Verona – die italienische Oper
Italien ist für Opernfreunde sehr attraktiv. In Mailand steht eine der berühmtesten Opern, in Verona die größte Aufführungsstätte unter freiem Himmel. Der Römer Jacopo Peri, der für die Medici in Florenz komponierte, gilt als Wegbereiter der modernen Oper, die Venezianer haben bei der Weiterentwicklung im 17. Jahrhundert ihren großen Anteil und in Italien wirkten so berühmte Komponisten wie Verdi, Puccini, Bellini und Rossini.
Bis in unsere Zeit reicht der Einfluss der italienischen Oper. Als Luciano Pavarotti mit seinen spanischen Kollegen Plácido Domingo und José Carreras anlässlich der Fußball-WM 1990 in den Caracalla-Thermen von Rom auftrat und die Legende der drei Tenöre begründete, hatten sie das größte musikinteressierte TV-Publikum bis hierhin vor sich und zeigten eindrucksvoll, dass eine Gattung, die nördlich der Alpen vorwiegend ein Vergnügen für Eliten darstellt, eigentlich für eine glückliche, beseelte Masse gemacht ist.

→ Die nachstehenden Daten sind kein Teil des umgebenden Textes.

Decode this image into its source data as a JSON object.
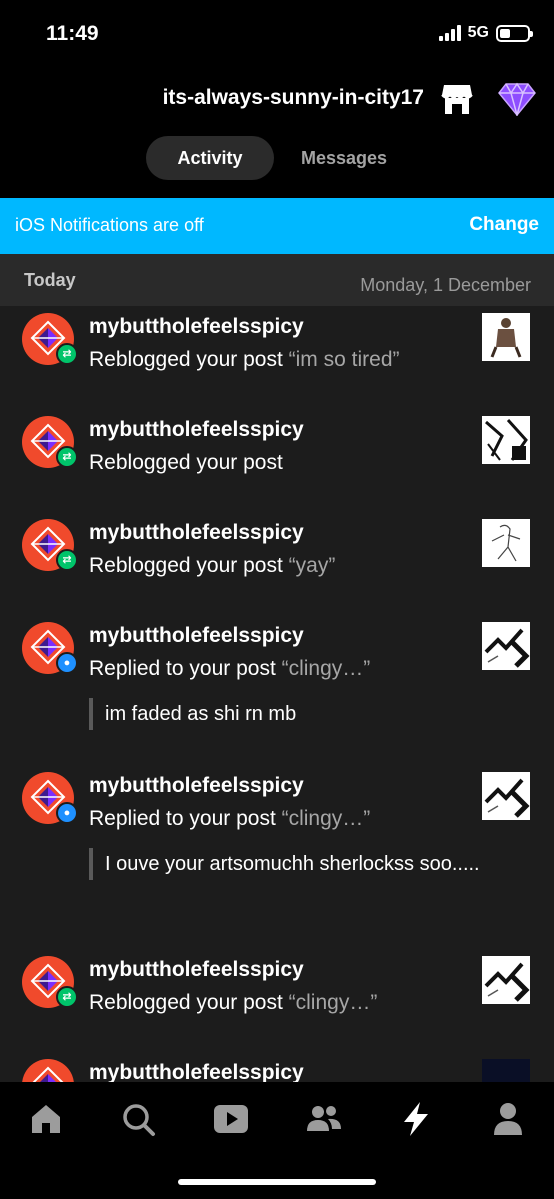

Wer am Gardasee einige Tage verbringt, ist dankbar für einen Tagesausflug ins nahegelegene Verona. Die Altstadt zählt hochverdient zum UNESCO-Weltkulturerbe, in Verona hat William Shakespeare seine Julia und ihren Romeo an ihren Familien verzweifeln lassen und hier kann man einen Balkon besichtigen, am Haus der Julia, der nicht mehr ist als eine wundervolle touristische Finte, die so alt ist, dass sie selbst touristisch wertvoll geworden ist.
Die eigentliche Attraktion ist aber das Amphitheater der alten Römer, eine etwa 2000 Jahre alte Arena, die schon sehr früh aus Gründen der Denkmalpflege erhalten wurde, auch nachdem 1117 ein schweres Erdbeben die Außenmauer zerstörte. Es gab in den vergangenen Jahrhunderten einige Herrscher, denen zu Ehren man die Ränge der Arena mit Veronesen besetzen ließ, um ihnen das nostalgische Gefühl alter, römischer Macht zu geben.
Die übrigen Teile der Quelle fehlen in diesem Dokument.